Mülkiyetin Neden Olduğu Dolayımın Ortadan Kaldırılması

8. İslam Ortaçağı

1.4. Mülkiyetin Neden Olduğu Dolayımın Ortadan Kaldırılması

Doğal durumda insanlar, doğa ile bir bütünlük içerisinde yaşıyorlardı. Ancak, günün birinde bir toprak parçasının etrafını çitle çevirip “Bu, bana aittir!” diyebilen, buna inanacak kadar saf insanlar bulabilen ilk insan, uygar toplumun gerçek kurucusu oldu. (Rousseau, 2009: 133).

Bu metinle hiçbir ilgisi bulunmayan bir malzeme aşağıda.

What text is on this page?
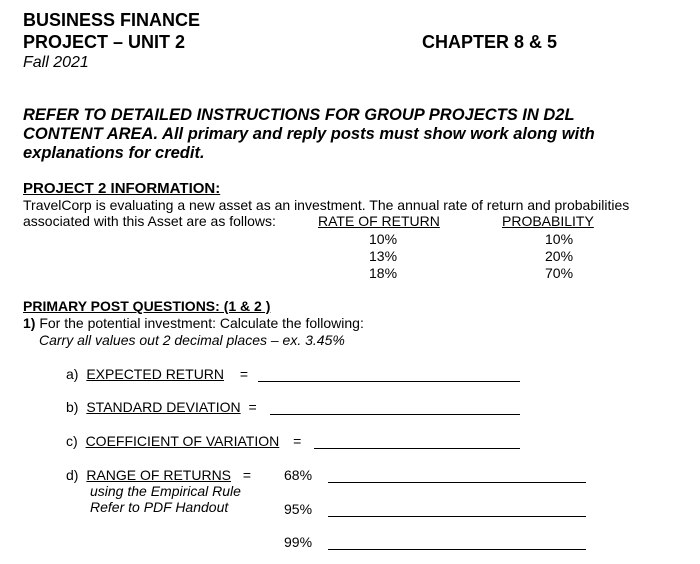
BUSINESS FINANCE
PROJECT – UNIT 2
Fall 2021
CHAPTER 8 & 5
REFER TO DETAILED INSTRUCTIONS FOR GROUP PROJECTS IN D2L
CONTENT AREA. All primary and reply posts must show work along with
explanations for credit.
PROJECT 2 INFORMATION:
TravelCorp is evaluating a new asset as an investment. The annual rate of return and probabilities
associated with this Asset are as follows:	RATE OF RETURN	PROBABILITY
10%	10%
13%	20%
18%	70%
PRIMARY POST QUESTIONS: (1 & 2 )
1) For the potential investment: Calculate the following:
Carry all values out 2 decimal places – ex. 3.45%
a) EXPECTED RETURN =
b) STANDARD DEVIATION =
c) COEFFICIENT OF VARIATION =
d) RANGE OF RETURNS =
using the Empirical Rule
Refer to PDF Handout
68%
95%
99%
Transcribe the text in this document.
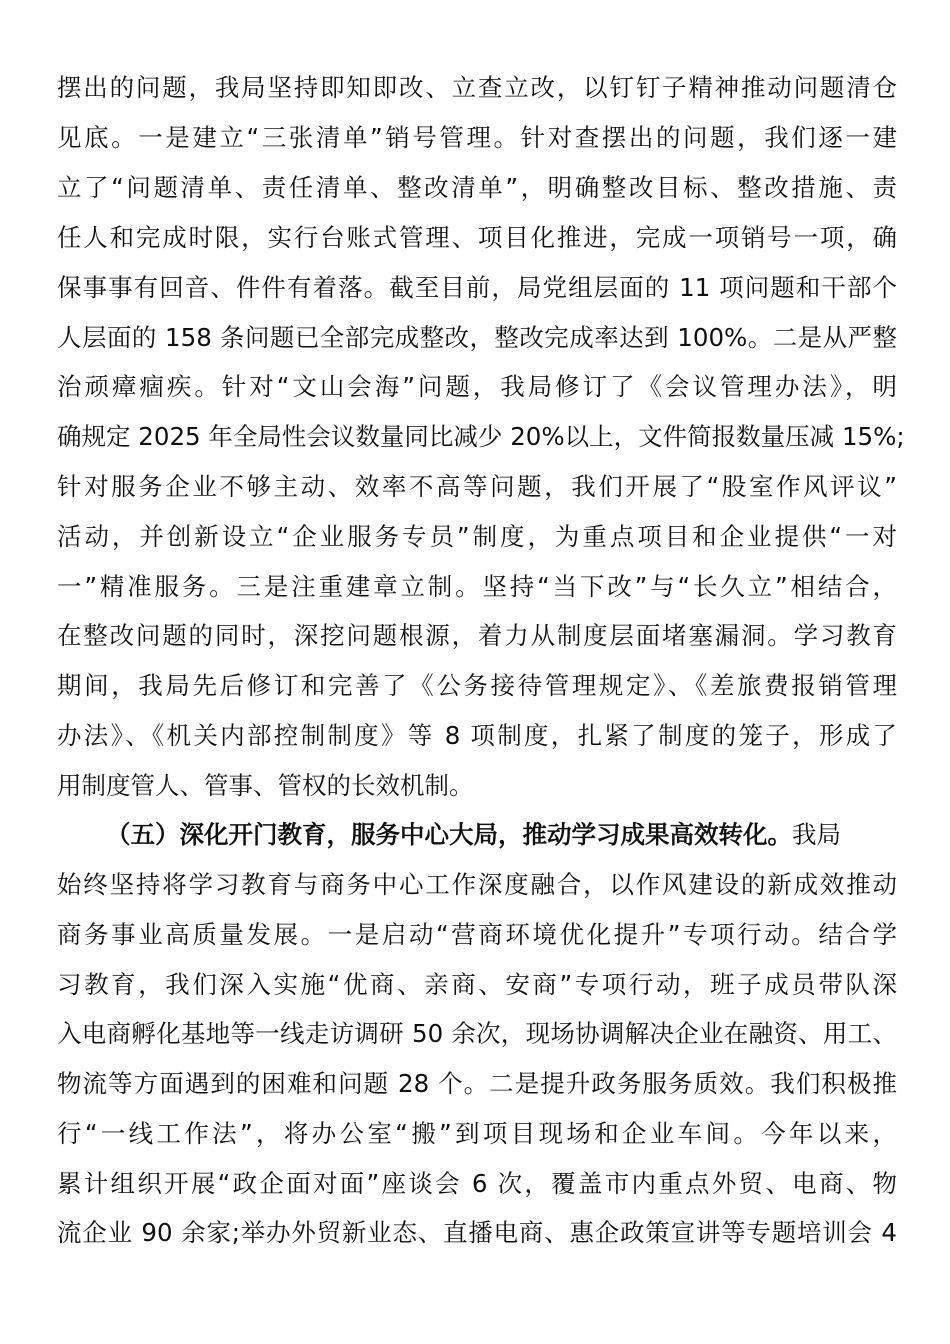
摆出的问题，我局坚持即知即改、立查立改，以钉钉子精神推动问题清仓
见底。一是建立“三张清单”销号管理。针对查摆出的问题，我们逐一建
立了“问题清单、责任清单、整改清单”，明确整改目标、整改措施、责
任人和完成时限，实行台账式管理、项目化推进，完成一项销号一项，确
保事事有回音、件件有着落。截至目前，局党组层面的 11 项问题和干部个
人层面的 158 条问题已全部完成整改，整改完成率达到 100%。二是从严整
治顽瘴痼疾。针对“文山会海”问题，我局修订了《会议管理办法》，明
确规定 2025 年全局性会议数量同比减少 20%以上，文件简报数量压减 15%;
针对服务企业不够主动、效率不高等问题，我们开展了“股室作风评议”
活动，并创新设立“企业服务专员”制度，为重点项目和企业提供“一对
一”精准服务。三是注重建章立制。坚持“当下改”与“长久立”相结合，
在整改问题的同时，深挖问题根源，着力从制度层面堵塞漏洞。学习教育
期间，我局先后修订和完善了《公务接待管理规定》、《差旅费报销管理
办法》、《机关内部控制制度》等 8 项制度，扎紧了制度的笼子，形成了
用制度管人、管事、管权的长效机制。
（五）深化开门教育，服务中心大局，推动学习成果高效转化。我局
始终坚持将学习教育与商务中心工作深度融合，以作风建设的新成效推动
商务事业高质量发展。一是启动“营商环境优化提升”专项行动。结合学
习教育，我们深入实施“优商、亲商、安商”专项行动，班子成员带队深
入电商孵化基地等一线走访调研 50 余次，现场协调解决企业在融资、用工、
物流等方面遇到的困难和问题 28 个。二是提升政务服务质效。我们积极推
行“一线工作法”，将办公室“搬”到项目现场和企业车间。今年以来，
累计组织开展“政企面对面”座谈会 6 次，覆盖市内重点外贸、电商、物
流企业 90 余家;举办外贸新业态、直播电商、惠企政策宣讲等专题培训会 4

Toprağın etrafını çitle çeviren, doğa ile insan arasında bir dolayıma neden olmuştur. Yapılacak olan sözleşme de, bu dolayımı ortadan kaldırmalıdır. Temel sözleşme, doğal eşitliği ortadan kaldırmak şöyle dursun, tam tersine, doğanın insanlar arasına koyduğu maddesel eşitsizlik yerine manevi ve haklı bir eşitlik getirir. İnsanlar güç ve zekâ bakımından olmasalar da sözleşme ve hak hukuk yoluyla eşit olurlar (Rousseau, 2007: 22). Bu nasıl gerçekleşecektir? “Üyelerinden her birinin canını, malını bütün ortak güçle savunup koruyan öyle bir toplum biçimi bulmalı ki, orada her insan hem herkesle birleştiği halde yine kendi buyruğunda kalsın, hem de eskisi kadar özgür olsun.” İşte, toplum sözleşmesinin çözümünü bulduğu ana sorun budur (Rousseau, 2007: 14). Her birimiz bütün varlığımızı ve gücümüzü bir arada genel istemin buyruğuna verir ve onun bölünmez bir parçası haline geliriz. Herkes kendini tümüyle topluma verdiğinden, herkes aynı durum içerisinde olur ve başkalarına zarar vermekten kimsenin bir çıkarı olmaz.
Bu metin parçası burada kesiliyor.